Oral famotidine reduces the plasma level of soluble P-selectin in children with sickle cell disease

Plasma histamine levels are increased in patients with sickle cell disease (SCD), potentially promoting endothelial P-selectin expression and vaso-occlusion via histamine type 2 (H2) receptors. We conducted a prospective, non-comparative, single-centre study to determine whether famotidine, a H2 receptor antagonist, reduces P-selectin expression in SCD children. The median plasma P-selectin level was significantly reduced after 29 days of oral famotidine (53.2 ng/mL [IQR: 46.7-63.4] vs. 69.9 ng/mL [IQR: 53.6-84.2], median difference -10.2 ng/mL [IQR: -21.8 to -2.7], p = 0.005) in 28 patients. No effect was observed on other adhesion molecules, inflammation or haemolysis markers, except decreased reticulocyte count. No adverse events deemed related to famotidine were observed.

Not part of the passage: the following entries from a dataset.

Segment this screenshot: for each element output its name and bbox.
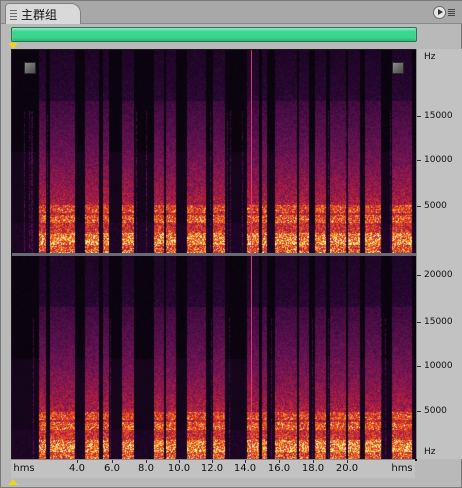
y-tick	[417, 275, 421, 276]
y-tick	[417, 116, 421, 117]
y-label: 15000	[424, 317, 453, 327]
grip-icon[interactable]	[10, 8, 17, 20]
y-tick	[417, 160, 421, 161]
spectral-display[interactable]	[11, 49, 417, 461]
x-unit-label: hms	[391, 463, 413, 474]
tab-label: 主群组	[21, 7, 58, 22]
y-tick	[417, 322, 421, 323]
channel-2-spectrogram[interactable]	[12, 256, 416, 460]
y-tick	[417, 366, 421, 367]
hz-unit-label: Hz	[424, 447, 436, 457]
y-label: 5000	[424, 406, 447, 416]
overview-bar[interactable]	[11, 27, 417, 42]
menu-lines-icon	[448, 8, 455, 16]
y-label: 15000	[424, 111, 453, 121]
x-tick-label: 12.0	[200, 463, 224, 474]
frequency-ruler: Hz 15000 10000 5000 20000 15000 10000 50…	[416, 49, 462, 459]
y-label: 10000	[424, 155, 453, 165]
x-tick-label: 20.0	[335, 463, 359, 474]
x-tick-label: 8.0	[138, 463, 154, 474]
time-cursor[interactable]	[251, 50, 252, 460]
x-tick-label: 4.0	[69, 463, 85, 474]
y-label: 20000	[424, 270, 453, 280]
y-label: 5000	[424, 201, 447, 211]
x-tick-label: 16.0	[267, 463, 291, 474]
x-unit-label: hms	[13, 463, 35, 474]
main-group-panel: 主群组 Hz 15000 10000 5000 20000 15000 1000…	[0, 0, 462, 488]
x-tick-label: 14.0	[233, 463, 257, 474]
x-tick-label: 10.0	[167, 463, 191, 474]
hz-unit-label: Hz	[424, 52, 436, 62]
panel-tab-bar: 主群组	[1, 1, 462, 24]
y-label: 10000	[424, 361, 453, 371]
y-tick	[417, 411, 421, 412]
play-arrow-icon	[433, 5, 446, 19]
tab-main-group[interactable]: 主群组	[5, 3, 81, 24]
x-tick-label: 18.0	[301, 463, 325, 474]
channel-1-spectrogram[interactable]	[12, 50, 416, 253]
time-ruler[interactable]: hms 4.0 6.0 8.0 10.0 12.0 14.0 16.0 18.0…	[11, 459, 415, 478]
zoom-handle-left-icon[interactable]	[24, 62, 36, 74]
playhead-marker-bottom[interactable]	[8, 479, 18, 485]
y-tick	[417, 206, 421, 207]
zoom-handle-right-icon[interactable]	[392, 62, 404, 74]
panel-menu-button[interactable]	[433, 5, 457, 19]
x-tick-label: 6.0	[104, 463, 120, 474]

Randomized controlled trials are now needed to assess the efficacy of famotidine in preventing vaso-occlusion in SCD.

Automated summary

Plasma histamine levels are increased in sickle cell disease (SCD) patients, and famotidine, a H2 receptor antagonist, could reduce P-selectin expression and vaso-occlusion. A study was conducted on SCD children, and it was found that oral famotidine significantly reduced plasma P-selectin levels in 28 patients without adverse events. Further randomized controlled trials are needed to assess the efficacy of famotidine in preventing vaso-occlusion in SCD.